Lalu, saat hari senin tiba, tanggal dua puluh enam November. Begitu El keluar dari kamar, dia mendapati Ibu Vano tengah sibuk di dapur.

El menggaruk lehernya sejenak. Menatap canggung Ibu Alvano yang tengah mempersiapkan bahan makanan yang sangat banyak.

"Ada acara apa, Tante?" tanyanya.

Wanita itu menoleh dan tersenyum, "Hari ini si Mas ulang tahun. Jadi, Tante suruh bawa temen-temennya ke rumah ntar pulang sekolah."

Eh? Hari ini? Kok Vano tidak memberitahunya?

"Ada yang... kira-kira bisa El bantu, Tante?" tanyanya pelan. Biarpun dia tau, hanya dengan satu tangan, dia bisa apa?

Wanita itu tersenyum, "Sini."

Pada akhirnya, El hanya bisa membantu dengan pengetahuannya.

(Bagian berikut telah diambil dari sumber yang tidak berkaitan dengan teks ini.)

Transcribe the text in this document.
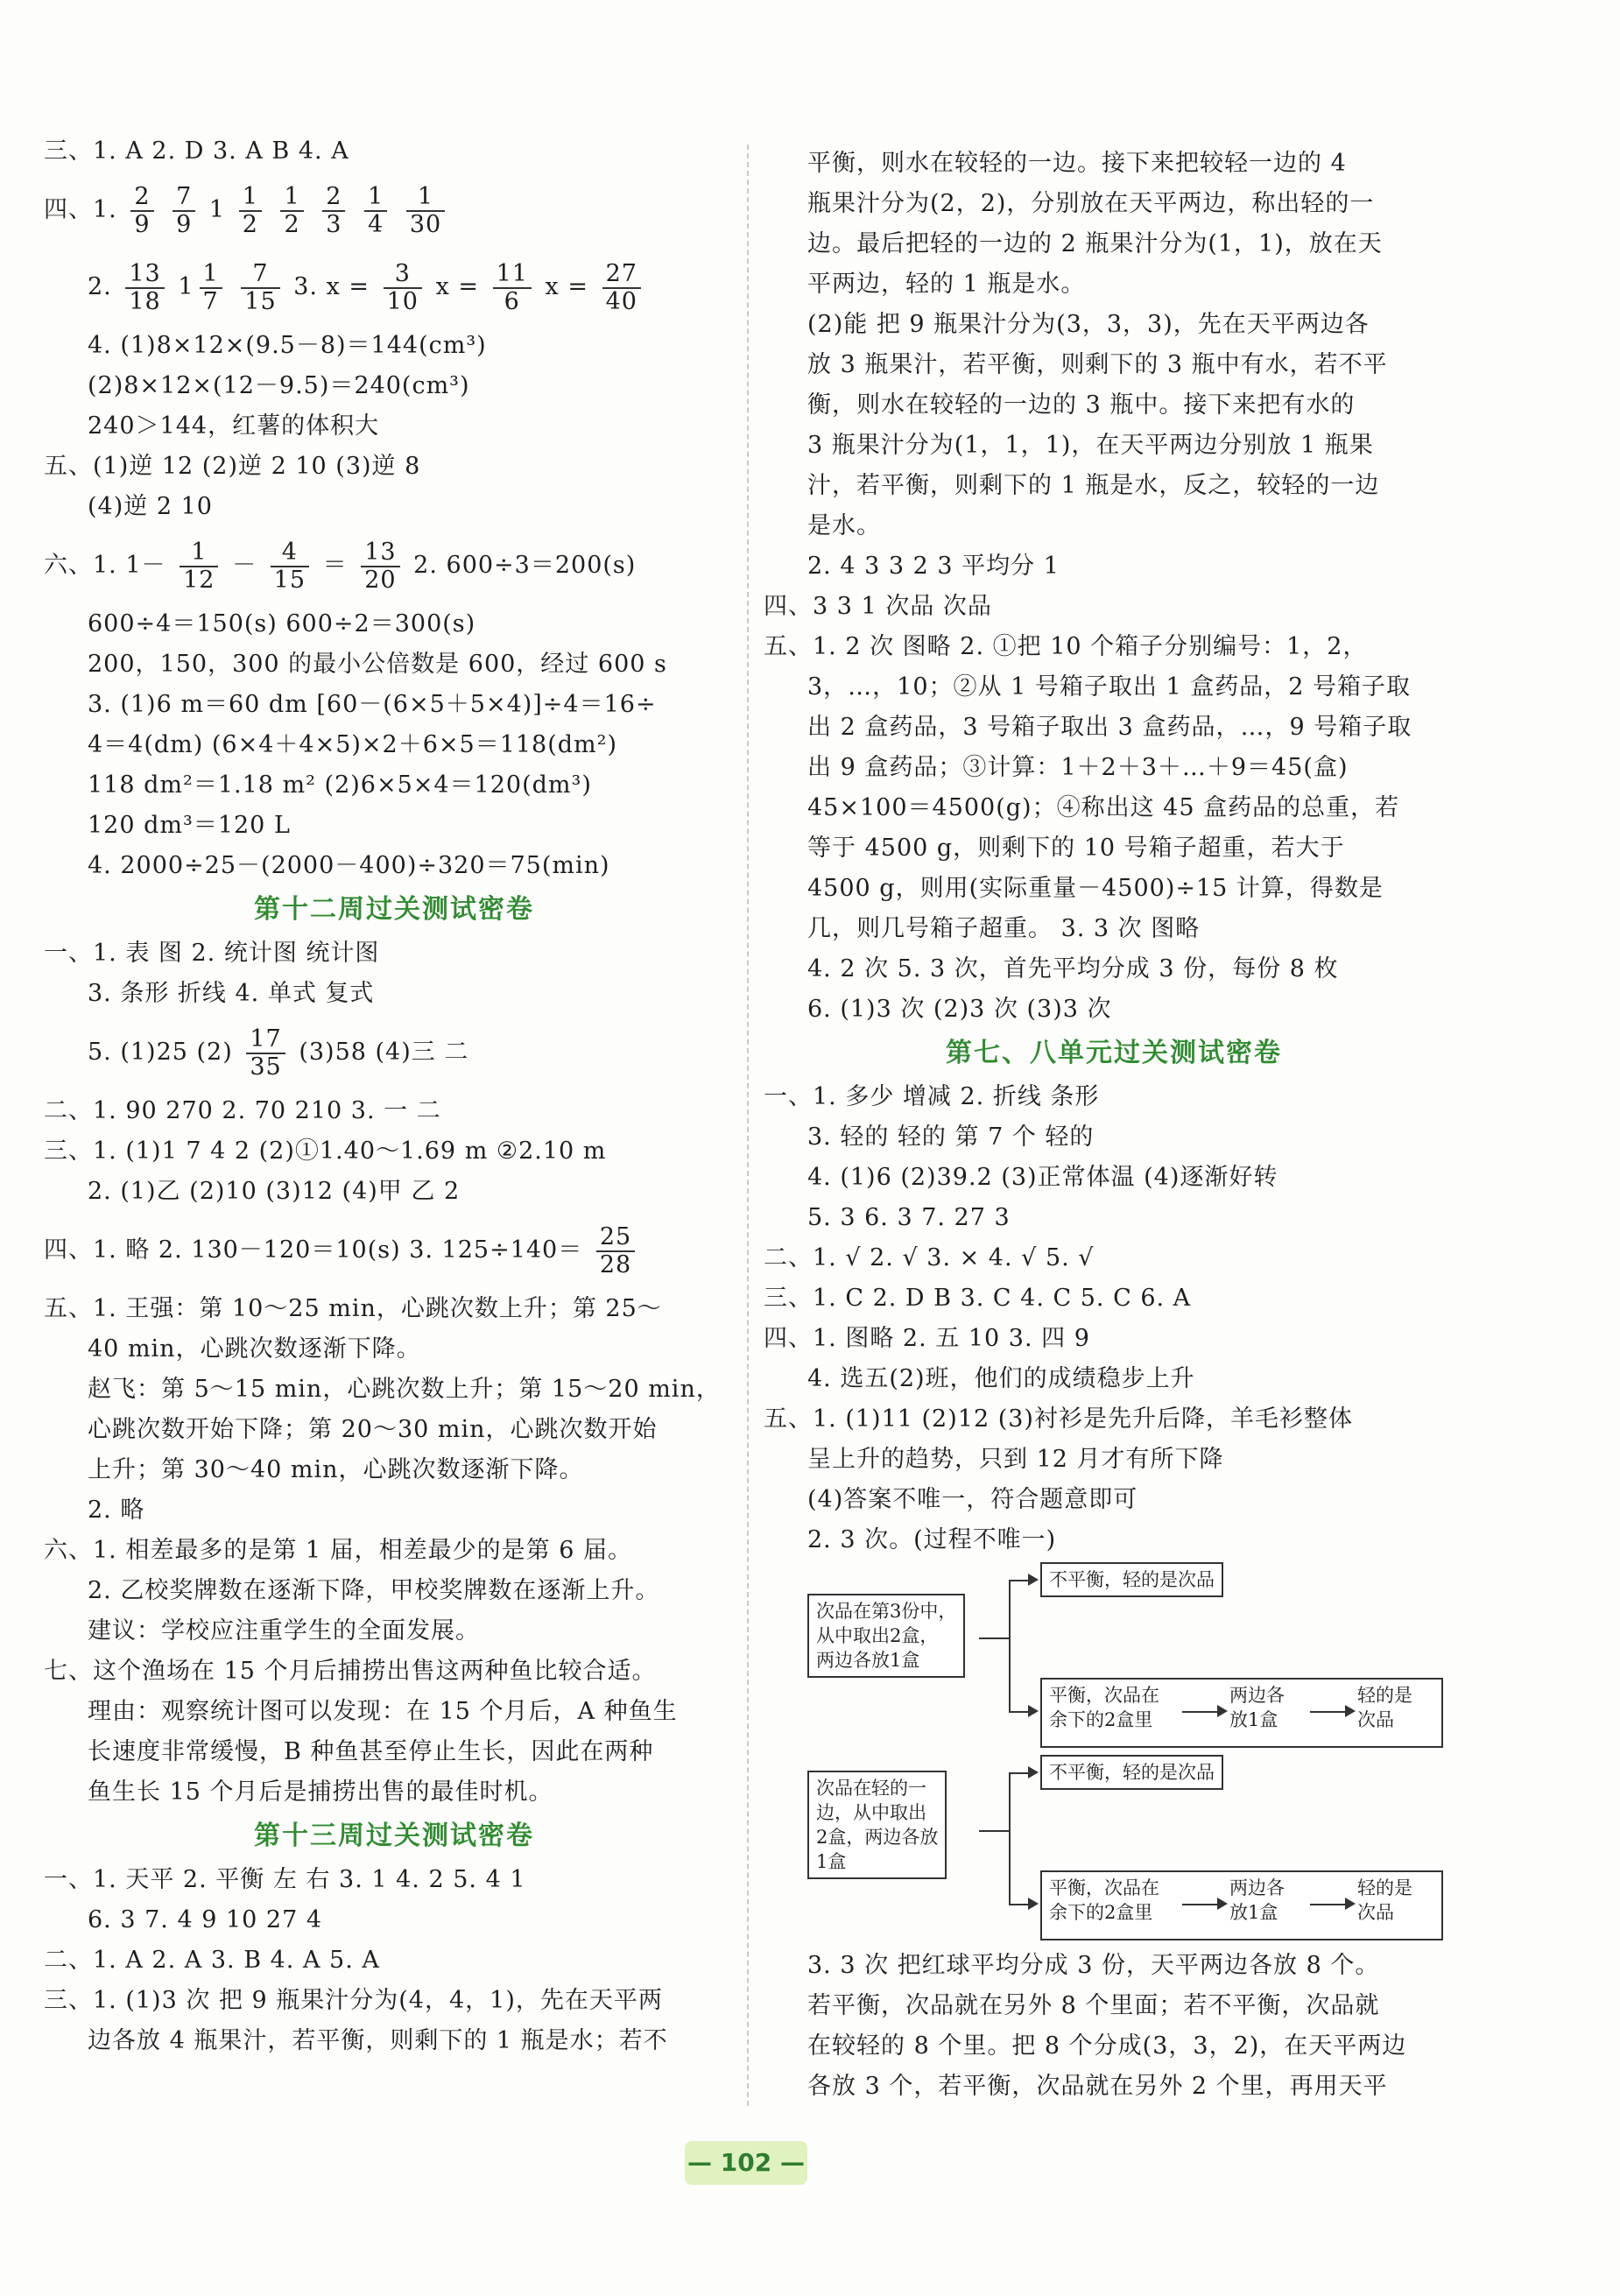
三、1. A 2. D 3. A B 4. A
四、1. $\frac{2}{9}$
$\frac{7}{9} 1 \frac{1}{2}$
$\frac{1}{2}$
$\frac{2}{3}$
$\frac{1}{4}$
$\frac{1}{30}$
2. $\frac{13}{18} 1 \frac{1}{7}$
$\frac{7}{15} 3$. $x = \frac{3}{10}$ $x = \frac{11}{6}$ $x = \frac{27}{40}$
4. (1)8×12×(9.5－8)＝144(cm³)
(2)8×12×(12－9.5)＝240(cm³)
240＞144，红薯的体积大
五、(1)逆 12 (2)逆 2 10 (3)逆 8
(4)逆 2 10
六、1. $1- \frac{1}{12} - \frac{4}{15} = \frac{13}{20} 2$. 600÷3＝200(s)
600÷4＝150(s) 600÷2＝300(s)
200，150，300 的最小公倍数是 600，经过 600 s
3. (1)6 m＝60 dm [60－(6×5＋5×4)]÷4＝16÷
4＝4(dm) (6×4＋4×5)×2＋6×5＝118(dm²)
118 dm²＝1.18 m² (2)6×5×4＝120(dm³)
120 dm³＝120 L
4. 2000÷25－(2000－400)÷320＝75(min)
第十二周过关测试密卷
一、1. 表 图 2. 统计图 统计图
3. 条形 折线 4. 单式 复式
5. (1)25 $(2) \frac{17}{35} (3)58$ (4)三 二
二、1. 90 270 2. 70 210 3. 一 二
三、1. (1)1 7 4 2 (2)①1.40～1.69 m ②2.10 m
2. (1)乙 (2)10 (3)12 (4)甲 乙 2
四、1. 略 2. 130－120＝10(s) 3. $125\div 140= \frac{25}{28}$
五、1. 王强：第 10～25 min，心跳次数上升；第 25～
40 min，心跳次数逐渐下降。
赵飞：第 5～15 min，心跳次数上升；第 15～20 min，
心跳次数开始下降；第 20～30 min，心跳次数开始
上升；第 30～40 min，心跳次数逐渐下降。
2. 略
六、1. 相差最多的是第 1 届，相差最少的是第 6 届。
2. 乙校奖牌数在逐渐下降，甲校奖牌数在逐渐上升。
建议：学校应注重学生的全面发展。
七、这个渔场在 15 个月后捕捞出售这两种鱼比较合适。
理由：观察统计图可以发现：在 15 个月后，A 种鱼生
长速度非常缓慢，B 种鱼甚至停止生长，因此在两种
鱼生长 15 个月后是捕捞出售的最佳时机。
第十三周过关测试密卷
一、1. 天平 2. 平衡 左 右 3. 1 4. 2 5. 4 1
6. 3 7. 4 9 10 27 4
二、1. A 2. A 3. B 4. A 5. A
三、1. (1)3 次 把 9 瓶果汁分为(4，4，1)，先在天平两
边各放 4 瓶果汁，若平衡，则剩下的 1 瓶是水；若不
平衡，则水在较轻的一边。接下来把较轻一边的 4
瓶果汁分为(2，2)，分别放在天平两边，称出轻的一
边。最后把轻的一边的 2 瓶果汁分为(1，1)，放在天
平两边，轻的 1 瓶是水。
(2)能 把 9 瓶果汁分为(3，3，3)，先在天平两边各
放 3 瓶果汁，若平衡，则剩下的 3 瓶中有水，若不平
衡，则水在较轻的一边的 3 瓶中。接下来把有水的
3 瓶果汁分为(1，1，1)，在天平两边分别放 1 瓶果
汁，若平衡，则剩下的 1 瓶是水，反之，较轻的一边
是水。
2. 4 3 3 2 3 平均分 1
四、3 3 1 次品 次品
五、1. 2 次 图略 2. ①把 10 个箱子分别编号：1，2，
3，…，10；②从 1 号箱子取出 1 盒药品，2 号箱子取
出 2 盒药品，3 号箱子取出 3 盒药品，…，9 号箱子取
出 9 盒药品；③计算：1＋2＋3＋…＋9＝45(盒)
45×100＝4500(g)；④称出这 45 盒药品的总重，若
等于 4500 g，则剩下的 10 号箱子超重，若大于
4500 g，则用(实际重量－4500)÷15 计算，得数是
几，则几号箱子超重。 3. 3 次 图略
4. 2 次 5. 3 次，首先平均分成 3 份，每份 8 枚
6. (1)3 次 (2)3 次 (3)3 次
第七、八单元过关测试密卷
一、1. 多少 增减 2. 折线 条形
3. 轻的 轻的 第 7 个 轻的
4. (1)6 (2)39.2 (3)正常体温 (4)逐渐好转
5. 3 6. 3 7. 27 3
二、1. √ 2. √ 3. × 4. √ 5. √
三、1. C 2. D B 3. C 4. C 5. C 6. A
四、1. 图略 2. 五 10 3. 四 9
4. 选五(2)班，他们的成绩稳步上升
五、1. (1)11 (2)12 (3)衬衫是先升后降，羊毛衫整体
呈上升的趋势，只到 12 月才有所下降
(4)答案不唯一，符合题意即可
2. 3 次。(过程不唯一)
次品在第3份中，
从中取出2盒，
两边各放1盒
不平衡，轻的是次品
平衡，次品在
余下的2盒里
两边各
放1盒
轻的是
次品
次品在轻的一
边，从中取出
2盒，两边各放
1盒
不平衡，轻的是次品
平衡，次品在
余下的2盒里
两边各
放1盒
轻的是
次品
3. 3 次 把红球平均分成 3 份，天平两边各放 8 个。
若平衡，次品就在另外 8 个里面；若不平衡，次品就
在较轻的 8 个里。把 8 个分成(3，3，2)，在天平两边
各放 3 个，若平衡，次品就在另外 2 个里，再用天平
— 102 —
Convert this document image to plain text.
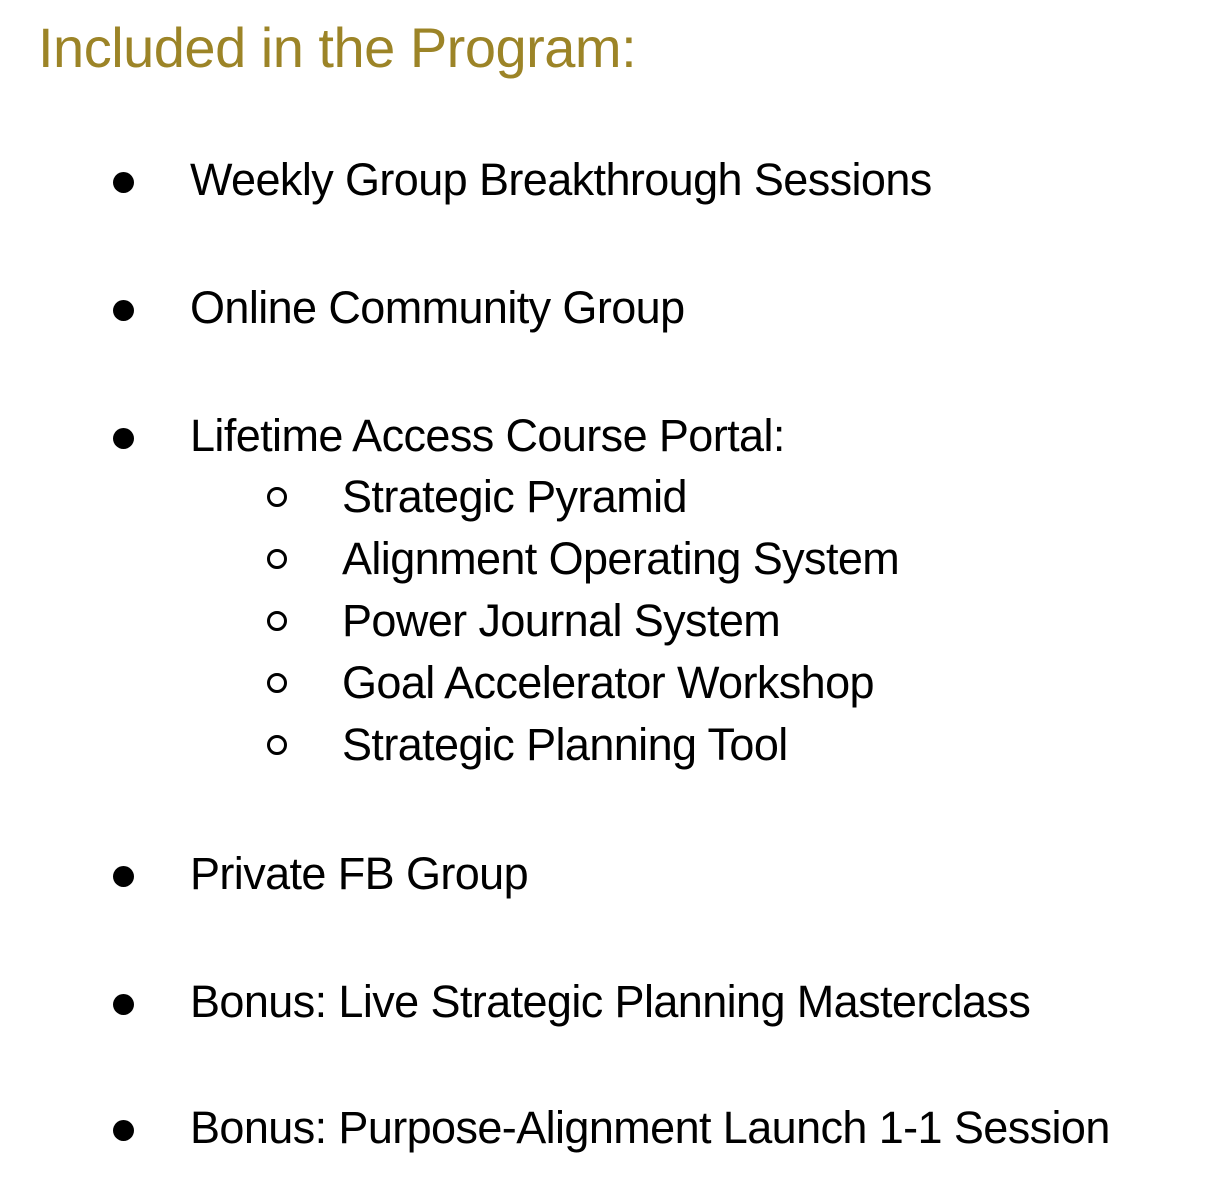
Included in the Program:
Weekly Group Breakthrough Sessions
Online Community Group
Lifetime Access Course Portal:
Strategic Pyramid
Alignment Operating System
Power Journal System
Goal Accelerator Workshop
Strategic Planning Tool
Private FB Group
Bonus: Live Strategic Planning Masterclass
Bonus: Purpose-Alignment Launch 1-1 Session
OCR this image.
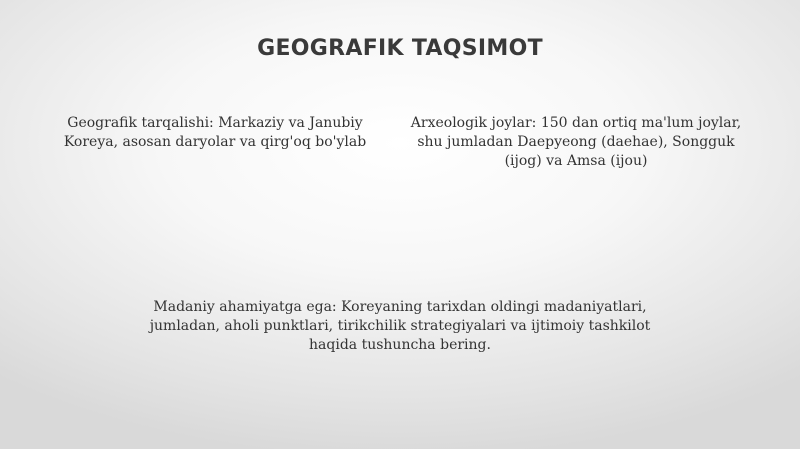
GEOGRAFIK TAQSIMOT

Geografik tarqalishi: Markaziy va Janubiy Koreya, asosan daryolar va qirg'oq bo'ylab

Arxeologik joylar: 150 dan ortiq ma'lum joylar, shu jumladan Daepyeong (daehae), Songguk (ijog) va Amsa (ijou)

Madaniy ahamiyatga ega: Koreyaning tarixdan oldingi madaniyatlari, jumladan, aholi punktlari, tirikchilik strategiyalari va ijtimoiy tashkilot haqida tushuncha bering.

Seperti bagaimana cara bisa membuat makanan dengan rasa lebih enak. Atau meminta Ibu Vano mengganti satu jenis makanan karena dirasa tidak cocok dengan yang lain. Atau bagaimana cara menyusun makanan itu agar terlihat lebih indah.

Tapi, bagi Ibu Vano, itu sudah lebih dari cukup. Dan membuatnya sangat menyayangkan, El tidak bisa memasak lagi.

Karena dilihat dari sudut manapun, El rindu melakukan pekerjaan dapur itu.

"Haah.. ngga terasa ya, tau tau udah delapan belas tahun aja si Mas," gumam wanita paruh baya itu.

El tersenyum mendengarnya, "Iya, Tante."

Pukul dua lewat beberapa puluh menit, Jeje pulang.

"Pulang sama Suchart, Je?" tanya El.

Pemuda yang lebih muda setahun darinya itu mengangguk, "Mas Vano lagi dikerjain sama temen-temennya. Paling bentar lagi pulang."

Dikerjain? Maksudnya dikerjain? Bukan dibully, kan? Ah, tidak mungkin. Vano kan tidak seperti dirinya yang pasrah dipukuli. Kalau mengingat itu, El jadi penasaran. Apa kabar si Cakra dan antek-anteknya?

Setelah itu, begitu jarum jam pendek melewati angka tiga, Vano pulang dalam keadaan kotor. Rambutnya lengket dengan telur yang berbau amis. Baju olahraganya kotor karena cairan berwarna hitam bau yang mencurigakan. Tangan kirinya menenteng tas sekolah, sementara tangan kanannya membawa kantong plastik berukuran lumayan yang terisi penuh dengan kado.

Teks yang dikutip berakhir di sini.